In the meantime, there’s a great alternative that I hope the Beach Cities Health District will get behind. There’s a movement called B.Y.E. (Bike Your Errands). So far it’s just me, but if you want to join in we can make it a movement. All you do is dust off your bike or get one from your local bike shop. Mine is Corbin’s Redondo Bicycle, but I’m sure others are good, too. I told Dan Corbin about my one-woman crusade to bike my errands, and he showed me things that can help — a metal basket for my handlebars, and another shorter one over my back wheel. I got my bell for safety (and random ringing, which just feels good), and front and rear lights. You can ride to go pick up a prescription, a loaf of bread, or even a few bags of groceries. For the hills, just walk your bike. And the best part I call accidental exercise. That’s when you’re doing something fun and awesome (like running errands on your bike), and you also happen to be getting exercise. Two birds with one stone, and you’ve gotten fresh air and cut your carbon footprint.

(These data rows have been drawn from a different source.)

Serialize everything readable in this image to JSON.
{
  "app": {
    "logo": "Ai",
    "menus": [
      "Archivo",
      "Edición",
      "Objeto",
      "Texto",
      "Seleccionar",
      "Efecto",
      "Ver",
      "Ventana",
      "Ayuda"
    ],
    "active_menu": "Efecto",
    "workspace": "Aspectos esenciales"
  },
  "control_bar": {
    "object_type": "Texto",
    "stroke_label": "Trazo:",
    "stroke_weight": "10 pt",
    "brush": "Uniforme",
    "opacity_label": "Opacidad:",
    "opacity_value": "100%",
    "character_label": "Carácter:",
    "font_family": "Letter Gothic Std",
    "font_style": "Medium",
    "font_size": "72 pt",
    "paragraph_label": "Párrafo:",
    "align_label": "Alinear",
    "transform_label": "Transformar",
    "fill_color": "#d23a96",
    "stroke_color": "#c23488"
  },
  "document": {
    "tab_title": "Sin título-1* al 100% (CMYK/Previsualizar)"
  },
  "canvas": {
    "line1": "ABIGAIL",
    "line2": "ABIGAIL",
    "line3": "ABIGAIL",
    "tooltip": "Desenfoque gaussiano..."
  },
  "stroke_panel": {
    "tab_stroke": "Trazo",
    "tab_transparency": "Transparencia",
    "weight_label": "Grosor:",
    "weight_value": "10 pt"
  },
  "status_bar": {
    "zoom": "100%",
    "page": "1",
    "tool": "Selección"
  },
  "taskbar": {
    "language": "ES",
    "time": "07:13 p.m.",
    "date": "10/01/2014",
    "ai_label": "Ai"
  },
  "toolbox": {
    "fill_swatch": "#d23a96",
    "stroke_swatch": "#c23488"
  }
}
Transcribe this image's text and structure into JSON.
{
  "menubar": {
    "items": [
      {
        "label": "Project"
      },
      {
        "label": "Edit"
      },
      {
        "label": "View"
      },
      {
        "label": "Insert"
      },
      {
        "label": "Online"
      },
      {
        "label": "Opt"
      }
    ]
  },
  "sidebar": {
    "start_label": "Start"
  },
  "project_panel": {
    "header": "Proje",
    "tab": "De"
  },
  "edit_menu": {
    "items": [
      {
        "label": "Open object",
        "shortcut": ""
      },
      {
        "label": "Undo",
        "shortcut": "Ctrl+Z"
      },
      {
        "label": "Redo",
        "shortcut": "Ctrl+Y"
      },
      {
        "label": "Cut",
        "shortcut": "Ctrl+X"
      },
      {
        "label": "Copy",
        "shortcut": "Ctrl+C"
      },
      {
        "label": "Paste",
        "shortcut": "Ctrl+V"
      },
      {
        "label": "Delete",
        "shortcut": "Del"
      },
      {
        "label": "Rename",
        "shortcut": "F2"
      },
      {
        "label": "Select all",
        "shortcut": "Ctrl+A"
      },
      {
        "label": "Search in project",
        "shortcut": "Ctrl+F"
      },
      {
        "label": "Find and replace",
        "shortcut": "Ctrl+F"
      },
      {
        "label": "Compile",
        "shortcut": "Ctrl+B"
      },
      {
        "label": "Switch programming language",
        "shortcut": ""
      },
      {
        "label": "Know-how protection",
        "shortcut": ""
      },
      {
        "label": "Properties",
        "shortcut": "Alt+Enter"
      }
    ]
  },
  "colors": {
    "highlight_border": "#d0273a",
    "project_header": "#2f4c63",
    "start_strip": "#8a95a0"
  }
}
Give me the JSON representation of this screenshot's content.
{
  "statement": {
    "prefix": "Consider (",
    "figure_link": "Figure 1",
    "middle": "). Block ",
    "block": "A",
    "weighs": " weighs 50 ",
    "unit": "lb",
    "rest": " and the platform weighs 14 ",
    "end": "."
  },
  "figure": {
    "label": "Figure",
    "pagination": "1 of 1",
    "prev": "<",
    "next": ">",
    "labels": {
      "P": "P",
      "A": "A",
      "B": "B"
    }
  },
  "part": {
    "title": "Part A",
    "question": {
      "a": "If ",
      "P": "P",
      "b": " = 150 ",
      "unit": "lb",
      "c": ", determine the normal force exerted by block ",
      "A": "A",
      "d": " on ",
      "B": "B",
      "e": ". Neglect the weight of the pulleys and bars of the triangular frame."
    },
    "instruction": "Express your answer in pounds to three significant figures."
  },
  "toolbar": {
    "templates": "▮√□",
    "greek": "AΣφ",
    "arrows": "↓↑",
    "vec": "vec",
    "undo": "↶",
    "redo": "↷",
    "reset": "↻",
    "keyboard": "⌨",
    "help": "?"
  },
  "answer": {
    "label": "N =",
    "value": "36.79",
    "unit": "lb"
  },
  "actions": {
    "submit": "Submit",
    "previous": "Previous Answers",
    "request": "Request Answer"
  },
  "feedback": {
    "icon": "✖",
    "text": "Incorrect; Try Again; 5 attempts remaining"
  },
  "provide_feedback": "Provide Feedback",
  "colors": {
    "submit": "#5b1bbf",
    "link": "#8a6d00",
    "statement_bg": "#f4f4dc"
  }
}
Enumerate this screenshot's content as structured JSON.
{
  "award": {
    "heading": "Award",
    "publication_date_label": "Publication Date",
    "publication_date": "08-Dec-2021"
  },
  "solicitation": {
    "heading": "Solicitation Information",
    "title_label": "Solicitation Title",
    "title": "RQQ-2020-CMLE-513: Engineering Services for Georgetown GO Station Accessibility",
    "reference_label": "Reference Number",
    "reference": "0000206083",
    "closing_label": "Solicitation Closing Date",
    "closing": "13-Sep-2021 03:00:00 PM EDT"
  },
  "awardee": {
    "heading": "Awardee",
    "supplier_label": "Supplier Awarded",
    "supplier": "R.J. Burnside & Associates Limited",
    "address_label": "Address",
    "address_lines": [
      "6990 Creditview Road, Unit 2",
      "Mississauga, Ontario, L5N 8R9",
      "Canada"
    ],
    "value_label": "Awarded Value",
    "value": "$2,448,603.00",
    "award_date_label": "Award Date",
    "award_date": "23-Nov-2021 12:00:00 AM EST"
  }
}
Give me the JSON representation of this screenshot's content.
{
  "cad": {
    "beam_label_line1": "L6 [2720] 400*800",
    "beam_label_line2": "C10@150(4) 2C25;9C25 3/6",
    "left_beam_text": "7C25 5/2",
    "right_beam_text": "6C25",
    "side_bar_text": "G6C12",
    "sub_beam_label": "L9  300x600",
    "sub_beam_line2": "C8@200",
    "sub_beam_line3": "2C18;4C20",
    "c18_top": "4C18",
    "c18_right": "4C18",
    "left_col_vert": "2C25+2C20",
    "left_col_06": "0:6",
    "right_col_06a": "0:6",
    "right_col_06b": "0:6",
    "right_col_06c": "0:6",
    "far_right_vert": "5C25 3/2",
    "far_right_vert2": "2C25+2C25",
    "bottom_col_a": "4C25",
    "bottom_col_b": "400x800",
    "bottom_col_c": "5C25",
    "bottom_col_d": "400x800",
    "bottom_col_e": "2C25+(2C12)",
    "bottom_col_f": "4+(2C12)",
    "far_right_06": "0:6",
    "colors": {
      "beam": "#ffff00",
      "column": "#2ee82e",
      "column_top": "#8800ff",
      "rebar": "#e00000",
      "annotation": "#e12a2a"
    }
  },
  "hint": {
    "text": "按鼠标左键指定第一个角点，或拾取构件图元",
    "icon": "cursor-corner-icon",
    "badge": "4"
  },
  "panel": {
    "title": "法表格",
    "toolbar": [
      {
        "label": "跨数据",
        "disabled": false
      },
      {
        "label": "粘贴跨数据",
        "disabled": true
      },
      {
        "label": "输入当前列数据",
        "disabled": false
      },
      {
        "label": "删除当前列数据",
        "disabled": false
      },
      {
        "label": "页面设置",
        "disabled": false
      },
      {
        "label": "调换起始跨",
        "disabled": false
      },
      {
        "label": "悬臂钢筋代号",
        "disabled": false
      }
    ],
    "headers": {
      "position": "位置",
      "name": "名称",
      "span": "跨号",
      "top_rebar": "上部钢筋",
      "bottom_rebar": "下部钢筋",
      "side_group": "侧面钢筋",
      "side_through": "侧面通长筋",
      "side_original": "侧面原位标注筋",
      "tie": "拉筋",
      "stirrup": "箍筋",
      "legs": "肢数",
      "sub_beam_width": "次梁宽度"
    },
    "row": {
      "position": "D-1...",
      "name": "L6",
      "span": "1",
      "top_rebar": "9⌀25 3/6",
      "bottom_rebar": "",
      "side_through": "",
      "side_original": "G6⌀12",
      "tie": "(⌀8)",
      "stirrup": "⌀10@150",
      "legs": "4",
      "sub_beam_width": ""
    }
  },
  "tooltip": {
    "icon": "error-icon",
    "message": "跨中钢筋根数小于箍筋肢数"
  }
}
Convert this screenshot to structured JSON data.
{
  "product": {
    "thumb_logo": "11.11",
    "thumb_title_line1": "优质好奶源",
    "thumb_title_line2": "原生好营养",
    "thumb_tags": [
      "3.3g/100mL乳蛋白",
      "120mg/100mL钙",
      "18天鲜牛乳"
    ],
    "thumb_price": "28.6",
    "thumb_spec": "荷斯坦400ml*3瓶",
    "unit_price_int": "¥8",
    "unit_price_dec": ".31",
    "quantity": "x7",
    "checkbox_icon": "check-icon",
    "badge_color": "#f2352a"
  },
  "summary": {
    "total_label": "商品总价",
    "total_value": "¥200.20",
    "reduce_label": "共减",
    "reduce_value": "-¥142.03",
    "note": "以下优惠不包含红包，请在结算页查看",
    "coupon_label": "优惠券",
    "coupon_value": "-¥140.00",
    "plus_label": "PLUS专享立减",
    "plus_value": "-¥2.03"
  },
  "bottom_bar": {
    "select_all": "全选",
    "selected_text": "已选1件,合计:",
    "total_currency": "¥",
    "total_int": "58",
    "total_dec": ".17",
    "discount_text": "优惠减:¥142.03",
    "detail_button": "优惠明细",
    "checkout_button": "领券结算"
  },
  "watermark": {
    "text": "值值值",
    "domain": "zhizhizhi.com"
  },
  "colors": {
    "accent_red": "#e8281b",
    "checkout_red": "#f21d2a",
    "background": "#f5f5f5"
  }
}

At the Coastal Commission hearing in Redondo Beach on April 12, South Bay residents all agreed that our Waterfront is a jewel, though we envision it differently, beauty being in the eye of the beholder. Many of us in Rescue Our Waterfront, see the Ocean as a soul sign and are drawn to it as a source of healing and re-creation.The Wellness Center, on the upper level of the pier, has provided cancer fighters varied opportunities for healing, such as yoga facing the ocean. “We know very little about creating spaces that invite the soul to make itself known. Apart from the natural world, such spaces are hard to find and we seem to place little value on preserving the soul spaces in nature,” Parker Palmer writes in “A Hidden Wholeness.”
If Measure C is overturned, we would forfeit a place where the soul feels safe.
Homeless are expensive
Manhattan Beach has only six homeless persons and now the City Council wants to join the “End to Homelessness” program by inviting the homeless who live in their vehicles to use our parking lots and have 24-hour service. I thought Manhattan Beach had a parking problem. This type of voluntary program has ruined the tranquility of Pacific Palisades, Santa Monica and City of Los Angeles. Instead of giving out food and clothing. our faith-based communities should help people get out of homelessness. While a beach cities homeless shelter is unlikely, a regional homeless shelter somewhere to the east in Carson, Hawthorne, Lomita or Lawndale, for instance, could be in the works and South Bay communities would share costs. Between hospitalizations, social work services, and shelter beds, it costs $35,000 to $150,000 to just maintain a homeless person on the streets.